Sauce for the Goose

In his New York Times column Bret Stephens pleads that we stop pointing fingers to assign blame for COVID-19:

Let’s quit arguing that Covid is a red- or blue-state thing. Yes, Republican areas have tended to have lower vaccination rates, but disease trends have a way of switching directions for reasons none of us really understands.

Let’s stop imputing bad faith or recklessness or greed to our partisan opponents. They have loved ones who are just as much at risk of infection as our own.

Let’s accept that people have needs and ideas that differ from ours, whether on account of health status, livelihood or deep-seated belief. Lectures, condescension and scorn aren’t going to change the way they think.

I have no idea what Omicron will bring, and very slight hopes that we’ll be able to exercise any effective form of control over it. But it shouldn’t be beyond asking that we stop being beastly to others. We are all riding out the same storm.

That plea follows a list, by no means exhaustive, of the finger-pointing going on. Let’s focus on just one, shall we?

Trump is responsible for hundreds of thousands of Covid deaths that might have been avoided if only someone else had been in the White House! But now Biden has presided over even more deaths, not that anyone should blame him for it.

If you can’t stand the heat, get out of the kitchen. I think that Candidate Biden was out-of-bounds in blaming President Trump for the COVID-19 deaths on his watch but once he had said that it became completely fair game to blame President Biden for the COVID-19 deaths on his. It’s a near-perfect example of something I’ve held up as the gold standard: model in your own behavior the behavior you want to see in others.

Additionally, I think there’s a distinction that needs to be made between commission and omission. If the policies you put in place, the acts you commit, have adverse consequences, it should always and everywhere be completely fair to assign blame for them. However, if you are actually working with alacrity, blaming you for not doing enough should be out-of-bounds it is equally always and everywhere wrong to assign blame unless you have set the precedent by doing that to your political opponents.

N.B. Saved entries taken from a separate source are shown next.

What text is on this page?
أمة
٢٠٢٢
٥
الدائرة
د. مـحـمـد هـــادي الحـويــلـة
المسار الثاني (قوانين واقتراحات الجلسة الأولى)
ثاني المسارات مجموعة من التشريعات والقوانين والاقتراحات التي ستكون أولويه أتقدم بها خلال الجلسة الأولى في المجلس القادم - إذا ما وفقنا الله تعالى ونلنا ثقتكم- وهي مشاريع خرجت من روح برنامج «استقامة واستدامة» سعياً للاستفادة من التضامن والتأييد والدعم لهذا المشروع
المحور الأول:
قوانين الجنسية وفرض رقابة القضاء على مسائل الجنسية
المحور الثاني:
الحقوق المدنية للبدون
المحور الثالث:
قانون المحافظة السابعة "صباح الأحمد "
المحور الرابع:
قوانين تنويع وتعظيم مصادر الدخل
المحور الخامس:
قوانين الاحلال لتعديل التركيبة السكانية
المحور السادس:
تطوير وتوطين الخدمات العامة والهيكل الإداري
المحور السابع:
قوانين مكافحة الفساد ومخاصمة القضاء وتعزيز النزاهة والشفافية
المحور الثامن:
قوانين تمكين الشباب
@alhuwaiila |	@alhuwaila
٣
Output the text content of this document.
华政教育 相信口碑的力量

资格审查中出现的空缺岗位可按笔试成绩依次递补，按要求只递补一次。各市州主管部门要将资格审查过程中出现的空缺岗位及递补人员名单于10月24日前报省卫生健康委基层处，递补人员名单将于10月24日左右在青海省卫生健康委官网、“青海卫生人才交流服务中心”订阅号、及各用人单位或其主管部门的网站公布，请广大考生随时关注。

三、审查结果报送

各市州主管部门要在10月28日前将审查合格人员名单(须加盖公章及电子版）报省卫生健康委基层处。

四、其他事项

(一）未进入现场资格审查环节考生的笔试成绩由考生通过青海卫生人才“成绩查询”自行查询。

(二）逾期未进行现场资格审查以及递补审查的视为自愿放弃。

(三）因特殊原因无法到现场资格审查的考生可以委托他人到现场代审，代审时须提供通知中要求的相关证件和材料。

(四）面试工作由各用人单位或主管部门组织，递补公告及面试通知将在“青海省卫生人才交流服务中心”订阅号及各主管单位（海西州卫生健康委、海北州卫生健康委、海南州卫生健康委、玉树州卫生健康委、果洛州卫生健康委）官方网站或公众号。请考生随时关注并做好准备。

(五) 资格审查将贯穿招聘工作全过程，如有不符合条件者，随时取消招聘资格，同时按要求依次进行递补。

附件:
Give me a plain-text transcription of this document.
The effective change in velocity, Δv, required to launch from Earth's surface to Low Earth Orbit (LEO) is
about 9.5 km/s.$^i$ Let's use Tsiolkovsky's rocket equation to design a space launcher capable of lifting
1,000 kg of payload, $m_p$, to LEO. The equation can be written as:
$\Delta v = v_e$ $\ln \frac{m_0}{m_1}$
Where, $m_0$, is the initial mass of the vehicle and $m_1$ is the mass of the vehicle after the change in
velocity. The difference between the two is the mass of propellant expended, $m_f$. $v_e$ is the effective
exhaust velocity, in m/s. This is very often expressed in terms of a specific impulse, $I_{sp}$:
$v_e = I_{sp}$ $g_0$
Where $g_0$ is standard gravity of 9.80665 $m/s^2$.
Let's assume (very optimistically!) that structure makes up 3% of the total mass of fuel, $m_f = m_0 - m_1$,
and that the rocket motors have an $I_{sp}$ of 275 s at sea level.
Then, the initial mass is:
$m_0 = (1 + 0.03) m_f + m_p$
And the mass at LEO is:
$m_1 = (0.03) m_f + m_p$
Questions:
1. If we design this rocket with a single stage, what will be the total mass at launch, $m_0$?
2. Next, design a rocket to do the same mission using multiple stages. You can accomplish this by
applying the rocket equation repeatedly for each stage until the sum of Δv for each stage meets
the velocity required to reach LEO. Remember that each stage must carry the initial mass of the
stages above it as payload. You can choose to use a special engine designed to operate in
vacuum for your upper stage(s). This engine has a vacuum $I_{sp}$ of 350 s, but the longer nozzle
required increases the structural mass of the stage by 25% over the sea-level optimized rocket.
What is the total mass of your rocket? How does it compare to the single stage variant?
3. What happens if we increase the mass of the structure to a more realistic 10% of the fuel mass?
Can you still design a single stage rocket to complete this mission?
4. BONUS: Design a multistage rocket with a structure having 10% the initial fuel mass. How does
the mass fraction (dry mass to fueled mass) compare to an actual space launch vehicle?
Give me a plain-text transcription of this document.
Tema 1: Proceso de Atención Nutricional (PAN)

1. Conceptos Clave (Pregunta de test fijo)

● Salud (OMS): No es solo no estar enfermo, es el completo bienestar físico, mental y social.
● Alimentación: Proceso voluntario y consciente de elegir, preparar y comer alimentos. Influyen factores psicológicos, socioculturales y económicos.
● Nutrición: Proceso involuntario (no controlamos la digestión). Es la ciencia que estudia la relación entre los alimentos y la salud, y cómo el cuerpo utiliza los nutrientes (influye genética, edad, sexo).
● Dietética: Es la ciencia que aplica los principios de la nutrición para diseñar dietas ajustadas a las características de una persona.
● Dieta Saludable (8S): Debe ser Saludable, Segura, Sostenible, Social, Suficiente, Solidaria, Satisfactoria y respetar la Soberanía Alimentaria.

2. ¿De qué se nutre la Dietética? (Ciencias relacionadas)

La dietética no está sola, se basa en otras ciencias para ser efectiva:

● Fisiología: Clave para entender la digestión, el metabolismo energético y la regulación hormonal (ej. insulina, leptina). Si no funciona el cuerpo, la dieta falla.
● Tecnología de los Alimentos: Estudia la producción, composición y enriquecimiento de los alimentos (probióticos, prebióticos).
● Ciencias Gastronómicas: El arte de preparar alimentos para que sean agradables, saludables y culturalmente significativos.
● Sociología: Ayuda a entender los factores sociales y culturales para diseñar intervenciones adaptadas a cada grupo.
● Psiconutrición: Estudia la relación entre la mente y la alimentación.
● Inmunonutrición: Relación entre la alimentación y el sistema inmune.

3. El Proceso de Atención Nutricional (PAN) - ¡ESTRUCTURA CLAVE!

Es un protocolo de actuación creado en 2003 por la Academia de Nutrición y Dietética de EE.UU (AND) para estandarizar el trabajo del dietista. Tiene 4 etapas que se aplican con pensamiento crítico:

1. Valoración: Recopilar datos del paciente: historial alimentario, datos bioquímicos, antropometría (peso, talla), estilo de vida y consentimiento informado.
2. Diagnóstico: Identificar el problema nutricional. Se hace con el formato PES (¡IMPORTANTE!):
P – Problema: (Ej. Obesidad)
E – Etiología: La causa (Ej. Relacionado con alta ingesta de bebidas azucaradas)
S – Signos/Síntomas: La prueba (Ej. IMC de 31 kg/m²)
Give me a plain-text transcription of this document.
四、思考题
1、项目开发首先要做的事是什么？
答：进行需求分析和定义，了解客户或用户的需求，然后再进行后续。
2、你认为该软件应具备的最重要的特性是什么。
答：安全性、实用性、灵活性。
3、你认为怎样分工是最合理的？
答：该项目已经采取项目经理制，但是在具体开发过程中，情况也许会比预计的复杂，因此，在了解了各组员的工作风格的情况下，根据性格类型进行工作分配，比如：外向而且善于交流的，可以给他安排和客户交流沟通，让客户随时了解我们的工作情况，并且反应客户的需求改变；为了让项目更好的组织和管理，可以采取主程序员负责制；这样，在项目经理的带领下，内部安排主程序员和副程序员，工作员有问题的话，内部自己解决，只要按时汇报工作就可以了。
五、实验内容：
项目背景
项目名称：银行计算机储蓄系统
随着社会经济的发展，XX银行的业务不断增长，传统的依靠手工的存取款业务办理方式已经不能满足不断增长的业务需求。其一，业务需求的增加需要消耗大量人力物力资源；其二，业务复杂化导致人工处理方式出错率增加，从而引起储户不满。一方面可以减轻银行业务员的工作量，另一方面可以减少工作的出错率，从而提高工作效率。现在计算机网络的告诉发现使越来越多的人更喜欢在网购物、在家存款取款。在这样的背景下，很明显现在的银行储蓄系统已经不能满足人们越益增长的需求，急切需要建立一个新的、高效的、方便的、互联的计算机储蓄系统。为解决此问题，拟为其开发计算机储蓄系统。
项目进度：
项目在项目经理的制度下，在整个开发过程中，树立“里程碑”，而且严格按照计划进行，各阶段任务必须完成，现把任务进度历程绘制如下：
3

“Myside bias” is an impediment in dealing with any realworld problem not just COVID-19 but it appears to be a dominant feature of today’s debate. IMO it’s a factor in the positions on wearing masks, lockdowns, vaccines, non-vaccine treatments, etc.

I also think that there was no real hope of containing or, indeed, doing anything but adapting to COVID-19 after around September 2019 and the issue quickly became tangled with national standing on the part of the Chinese. But that’s a topic far-removed from the point Mr. Stephens is making.